At 6, they called to say they were running late. I asked if I should order dinner in and they could take their time. No,no they assured me, we want to bring in something wonderful. You don't want to eat hospital food. At 7pm, I was really hungry. The kitchen would close for dinner in 30 minutes. I called them. They informed me the restaurant they wanted to go to was closed on Sundays! So they had to make a plan B. Ok, I will order something here. Don't worry about it. No, no don't do that. You won't be hungry when we bring you this great meal. I found some crackers and passed the time with our son when the nurse brought him in to eat. They took him away quickly though so I was watching the clock wondering if they had completely forgotten about me. Maybe they thought with a sewed up gash in my abdomen, I would not want to eat. I needed food to make food for the baby. I had not eaten anything but those scrounged up crackers all day. About 9pm as I was dosing off, they burst in the room with bags of Italian food they brought from a nearby restaurant. I was angry but ate a little bit. This should have given me a clue about the lot of them thinking about other people.

So here I am at home. I am crying because my mother will not eat and has asked my sister to give her morphine. She asks my sister how long it will take, as if my sister has given her a lethal dose to take her to the next place her spirit will reside. I am crying because in the past I have made such a big deal about how I think birthdays are the one day where you can be egocentric and selfish but I don't want anyone around but my son. I am crying because the day is cold and grey. I can't even get rid of the dispair by doing the menial tasks around the house that usually are a good way to dilute the pain and anger.

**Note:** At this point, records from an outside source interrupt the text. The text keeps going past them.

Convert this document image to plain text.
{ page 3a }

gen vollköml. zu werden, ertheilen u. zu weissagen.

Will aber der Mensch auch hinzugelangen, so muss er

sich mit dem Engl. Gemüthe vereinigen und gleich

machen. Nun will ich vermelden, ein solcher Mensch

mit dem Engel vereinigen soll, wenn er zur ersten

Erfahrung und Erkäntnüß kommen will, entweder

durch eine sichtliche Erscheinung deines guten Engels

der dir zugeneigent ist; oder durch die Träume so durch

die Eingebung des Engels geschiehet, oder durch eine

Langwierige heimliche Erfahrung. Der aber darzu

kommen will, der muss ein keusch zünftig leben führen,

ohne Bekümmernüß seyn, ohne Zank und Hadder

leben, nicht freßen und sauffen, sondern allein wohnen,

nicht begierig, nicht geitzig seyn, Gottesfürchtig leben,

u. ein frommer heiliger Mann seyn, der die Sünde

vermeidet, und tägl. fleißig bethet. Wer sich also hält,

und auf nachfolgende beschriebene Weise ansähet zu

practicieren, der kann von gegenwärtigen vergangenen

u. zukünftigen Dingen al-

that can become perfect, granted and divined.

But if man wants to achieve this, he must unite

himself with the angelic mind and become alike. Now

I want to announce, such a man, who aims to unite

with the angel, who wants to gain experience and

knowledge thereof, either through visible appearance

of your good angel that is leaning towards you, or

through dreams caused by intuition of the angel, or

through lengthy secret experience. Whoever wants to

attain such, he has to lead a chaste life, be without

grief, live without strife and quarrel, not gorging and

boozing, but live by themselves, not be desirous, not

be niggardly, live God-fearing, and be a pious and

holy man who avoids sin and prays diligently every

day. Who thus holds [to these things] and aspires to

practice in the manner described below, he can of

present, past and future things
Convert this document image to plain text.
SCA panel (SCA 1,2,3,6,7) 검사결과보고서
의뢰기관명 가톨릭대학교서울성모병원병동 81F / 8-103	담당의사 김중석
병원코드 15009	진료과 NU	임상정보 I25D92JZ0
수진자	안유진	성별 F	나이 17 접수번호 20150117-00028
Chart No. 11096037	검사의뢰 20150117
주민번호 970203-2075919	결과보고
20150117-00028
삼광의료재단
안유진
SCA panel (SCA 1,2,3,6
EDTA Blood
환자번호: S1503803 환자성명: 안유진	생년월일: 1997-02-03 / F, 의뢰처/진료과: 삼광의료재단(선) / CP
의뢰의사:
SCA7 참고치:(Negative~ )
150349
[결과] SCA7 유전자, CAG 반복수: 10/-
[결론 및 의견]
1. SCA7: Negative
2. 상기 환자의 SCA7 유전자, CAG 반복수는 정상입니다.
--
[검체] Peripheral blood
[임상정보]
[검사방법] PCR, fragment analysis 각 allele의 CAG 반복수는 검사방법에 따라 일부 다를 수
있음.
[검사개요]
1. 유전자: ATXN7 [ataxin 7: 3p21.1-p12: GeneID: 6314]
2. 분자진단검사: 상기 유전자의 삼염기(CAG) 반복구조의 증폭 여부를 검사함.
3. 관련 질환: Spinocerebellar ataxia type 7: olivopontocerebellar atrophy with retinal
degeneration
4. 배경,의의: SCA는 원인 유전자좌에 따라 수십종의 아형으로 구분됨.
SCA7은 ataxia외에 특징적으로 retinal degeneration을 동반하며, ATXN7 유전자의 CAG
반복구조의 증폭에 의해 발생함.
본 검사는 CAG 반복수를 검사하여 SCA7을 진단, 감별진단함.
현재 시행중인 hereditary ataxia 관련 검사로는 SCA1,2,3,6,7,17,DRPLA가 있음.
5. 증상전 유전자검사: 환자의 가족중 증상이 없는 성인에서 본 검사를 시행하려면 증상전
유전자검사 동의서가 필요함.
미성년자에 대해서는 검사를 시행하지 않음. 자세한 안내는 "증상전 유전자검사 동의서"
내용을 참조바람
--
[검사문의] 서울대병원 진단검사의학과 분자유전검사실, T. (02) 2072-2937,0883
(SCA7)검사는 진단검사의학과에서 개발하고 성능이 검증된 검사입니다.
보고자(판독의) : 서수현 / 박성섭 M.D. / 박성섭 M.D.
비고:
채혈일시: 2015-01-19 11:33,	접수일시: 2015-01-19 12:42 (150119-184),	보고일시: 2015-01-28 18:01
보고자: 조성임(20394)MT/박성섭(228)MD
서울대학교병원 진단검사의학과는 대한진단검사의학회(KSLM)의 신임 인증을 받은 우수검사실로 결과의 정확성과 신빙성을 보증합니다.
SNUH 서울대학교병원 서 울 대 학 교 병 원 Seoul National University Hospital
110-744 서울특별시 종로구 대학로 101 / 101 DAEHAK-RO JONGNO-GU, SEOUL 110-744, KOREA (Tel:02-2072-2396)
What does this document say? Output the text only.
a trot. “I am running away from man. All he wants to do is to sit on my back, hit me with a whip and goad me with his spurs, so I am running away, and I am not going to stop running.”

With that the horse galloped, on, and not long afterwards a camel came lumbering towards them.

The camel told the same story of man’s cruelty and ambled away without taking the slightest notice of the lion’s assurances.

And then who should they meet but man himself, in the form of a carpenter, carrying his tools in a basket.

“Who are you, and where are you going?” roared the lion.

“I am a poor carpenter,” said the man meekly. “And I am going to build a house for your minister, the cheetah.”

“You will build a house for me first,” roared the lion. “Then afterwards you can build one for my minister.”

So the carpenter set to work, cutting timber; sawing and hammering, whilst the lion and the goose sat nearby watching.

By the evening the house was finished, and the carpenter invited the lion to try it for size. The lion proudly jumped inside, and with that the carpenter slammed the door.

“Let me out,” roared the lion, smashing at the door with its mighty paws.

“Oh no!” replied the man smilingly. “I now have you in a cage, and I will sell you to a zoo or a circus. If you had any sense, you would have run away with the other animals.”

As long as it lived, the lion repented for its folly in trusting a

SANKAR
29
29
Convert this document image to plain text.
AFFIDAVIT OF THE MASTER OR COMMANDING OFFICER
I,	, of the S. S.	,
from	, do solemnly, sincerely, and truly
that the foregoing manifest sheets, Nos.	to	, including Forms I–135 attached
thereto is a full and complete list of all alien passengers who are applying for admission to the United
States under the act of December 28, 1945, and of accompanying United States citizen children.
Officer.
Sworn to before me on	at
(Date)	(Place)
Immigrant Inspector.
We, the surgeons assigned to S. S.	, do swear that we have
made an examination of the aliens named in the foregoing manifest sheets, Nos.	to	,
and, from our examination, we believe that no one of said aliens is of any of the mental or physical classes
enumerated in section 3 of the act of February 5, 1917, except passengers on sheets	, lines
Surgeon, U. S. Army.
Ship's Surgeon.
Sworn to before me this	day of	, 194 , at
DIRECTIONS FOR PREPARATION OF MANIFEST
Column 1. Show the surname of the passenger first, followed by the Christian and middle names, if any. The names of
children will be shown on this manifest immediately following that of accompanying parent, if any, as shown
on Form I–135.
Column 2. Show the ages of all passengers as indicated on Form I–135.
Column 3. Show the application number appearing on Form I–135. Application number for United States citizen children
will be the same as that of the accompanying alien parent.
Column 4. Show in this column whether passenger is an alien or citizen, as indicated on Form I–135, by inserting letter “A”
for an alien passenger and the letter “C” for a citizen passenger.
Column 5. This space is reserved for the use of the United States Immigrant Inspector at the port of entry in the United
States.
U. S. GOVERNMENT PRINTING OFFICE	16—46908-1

When my son's dad suggested that we have that time together between their brunch and the party, I told him that if I picked up our son, I would not bring him back and that would not suit their plans at all. I wanted to be nasty and text something biting back to him about being selfish for planning something with our son on my birthday. I didn't. I took the high road. I always take the high road.

By  the time my son comes to me tonight, it will be too late to get dinner at any of the small places I like in our little town. Likely, I won't feel like eating anyway. Aries, the babies of the zodiac. All about us, which is why my birthday is special to me. I think I need to rethink this.